Wenigstens ein Glas Wasser hätten sie mir reinstellen können.
Ich will diesmal alles richtig machen, darum reiße ich mich jetzt zusammen und gehe zum achthundertsten Mal meinen Text durch.
Die erste Moderation mache ich im Sitzen, die zweite im Stehen, die dritte am Fenster, bei der vierten versuche ich die Yogaübung »Hund«, aber das geht gar nicht, dazu ist meine Hose zu eng. Ich komme in den Vierfüßlerstand und mache einen Katzenbuckel, dann ein Hohlkreuz. Katzenbuckel, Hohlkreuz, Katzenbuckel. Mein Nacken ist komplett verspannt. Noch immer sechsunddreißig Minuten. Falls sie pünktlich anfangen. Man fängt nie pünktlich an.

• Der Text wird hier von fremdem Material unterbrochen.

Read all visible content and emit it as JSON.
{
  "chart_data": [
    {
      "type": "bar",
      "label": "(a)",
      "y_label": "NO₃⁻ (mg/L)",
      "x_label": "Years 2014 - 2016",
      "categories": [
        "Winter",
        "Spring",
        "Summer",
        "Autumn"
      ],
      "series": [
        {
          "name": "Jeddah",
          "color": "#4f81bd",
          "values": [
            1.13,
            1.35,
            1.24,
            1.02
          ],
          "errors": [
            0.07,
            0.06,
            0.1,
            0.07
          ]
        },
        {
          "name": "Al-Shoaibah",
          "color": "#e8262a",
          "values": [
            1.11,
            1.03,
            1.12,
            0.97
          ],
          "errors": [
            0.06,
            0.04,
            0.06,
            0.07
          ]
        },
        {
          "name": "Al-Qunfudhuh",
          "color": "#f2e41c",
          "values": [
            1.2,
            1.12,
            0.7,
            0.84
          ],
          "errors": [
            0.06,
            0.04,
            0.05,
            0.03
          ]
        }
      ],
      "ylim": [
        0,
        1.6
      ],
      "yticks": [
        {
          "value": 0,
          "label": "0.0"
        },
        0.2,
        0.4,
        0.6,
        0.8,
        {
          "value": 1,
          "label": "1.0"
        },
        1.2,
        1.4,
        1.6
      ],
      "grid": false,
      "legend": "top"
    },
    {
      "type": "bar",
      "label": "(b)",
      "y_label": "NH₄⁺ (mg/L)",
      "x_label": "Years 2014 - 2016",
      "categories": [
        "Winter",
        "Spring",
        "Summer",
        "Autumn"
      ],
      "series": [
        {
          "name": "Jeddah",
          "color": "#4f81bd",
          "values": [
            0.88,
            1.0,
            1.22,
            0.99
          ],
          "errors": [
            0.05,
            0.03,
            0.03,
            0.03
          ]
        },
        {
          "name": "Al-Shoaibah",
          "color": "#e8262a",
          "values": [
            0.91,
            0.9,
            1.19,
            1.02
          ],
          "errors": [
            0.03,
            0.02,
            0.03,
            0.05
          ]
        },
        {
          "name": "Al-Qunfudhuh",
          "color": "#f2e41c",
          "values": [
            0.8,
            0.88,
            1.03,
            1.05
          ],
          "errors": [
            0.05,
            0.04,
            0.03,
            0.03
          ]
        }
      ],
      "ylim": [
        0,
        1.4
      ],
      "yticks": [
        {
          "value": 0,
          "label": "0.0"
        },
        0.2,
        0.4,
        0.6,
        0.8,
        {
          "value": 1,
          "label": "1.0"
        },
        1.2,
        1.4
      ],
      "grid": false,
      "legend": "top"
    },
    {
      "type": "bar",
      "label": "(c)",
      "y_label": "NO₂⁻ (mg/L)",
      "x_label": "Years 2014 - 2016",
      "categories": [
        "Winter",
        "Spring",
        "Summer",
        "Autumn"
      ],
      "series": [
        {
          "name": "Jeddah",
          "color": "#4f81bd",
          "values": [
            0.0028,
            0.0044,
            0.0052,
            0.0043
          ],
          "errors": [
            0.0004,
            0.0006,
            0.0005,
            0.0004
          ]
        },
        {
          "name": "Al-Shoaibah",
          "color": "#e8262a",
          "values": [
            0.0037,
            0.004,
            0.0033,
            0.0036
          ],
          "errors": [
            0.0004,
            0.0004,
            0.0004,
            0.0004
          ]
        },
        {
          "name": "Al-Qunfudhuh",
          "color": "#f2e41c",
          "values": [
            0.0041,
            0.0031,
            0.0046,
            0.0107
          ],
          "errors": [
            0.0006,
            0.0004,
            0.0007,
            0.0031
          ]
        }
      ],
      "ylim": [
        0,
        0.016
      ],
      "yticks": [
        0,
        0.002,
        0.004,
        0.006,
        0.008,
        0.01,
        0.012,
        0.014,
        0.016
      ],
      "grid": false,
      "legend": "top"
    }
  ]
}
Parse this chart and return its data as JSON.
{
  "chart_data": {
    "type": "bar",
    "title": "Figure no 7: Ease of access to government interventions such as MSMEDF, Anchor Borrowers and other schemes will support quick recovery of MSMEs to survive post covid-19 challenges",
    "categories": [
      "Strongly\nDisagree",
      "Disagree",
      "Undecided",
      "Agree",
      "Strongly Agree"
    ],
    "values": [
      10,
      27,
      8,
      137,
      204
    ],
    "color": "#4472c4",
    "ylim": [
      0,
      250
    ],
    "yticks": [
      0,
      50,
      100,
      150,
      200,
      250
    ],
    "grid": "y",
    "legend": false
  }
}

Wie viele sie wohl casten? Uns alle zu Einzelhaft zu verpflichten finde ich lächerlich. Niemand soll wissen, wer noch gecastet wird, doch am Ende bekommt man es sowieso heraus. Interessieren würde es mich schon. Ob Hannah Weide wieder dabei ist? Die blonde Allzweckwaffe mit der schrillen Stimme. Ich setze mich auf die Fersen, dazu muss ich einen Hosenknopf öffnen, und strecke die Arme so weit nach vorne, bis meine Stirn fast auf dem unhygienischen Büroboden liegt. Ich angle mir die Laptophülle vom Tisch. Darauf platziere ich meine Stirn. Der Geruch von Gummi steigt mir in die Nase, aber meine Nackenmuskulatur entspannt sich etwas. Stelle mir vor, die nächsten sechsunddreißig Minuten so auszuharren, da geht plötzlich die Tür auf.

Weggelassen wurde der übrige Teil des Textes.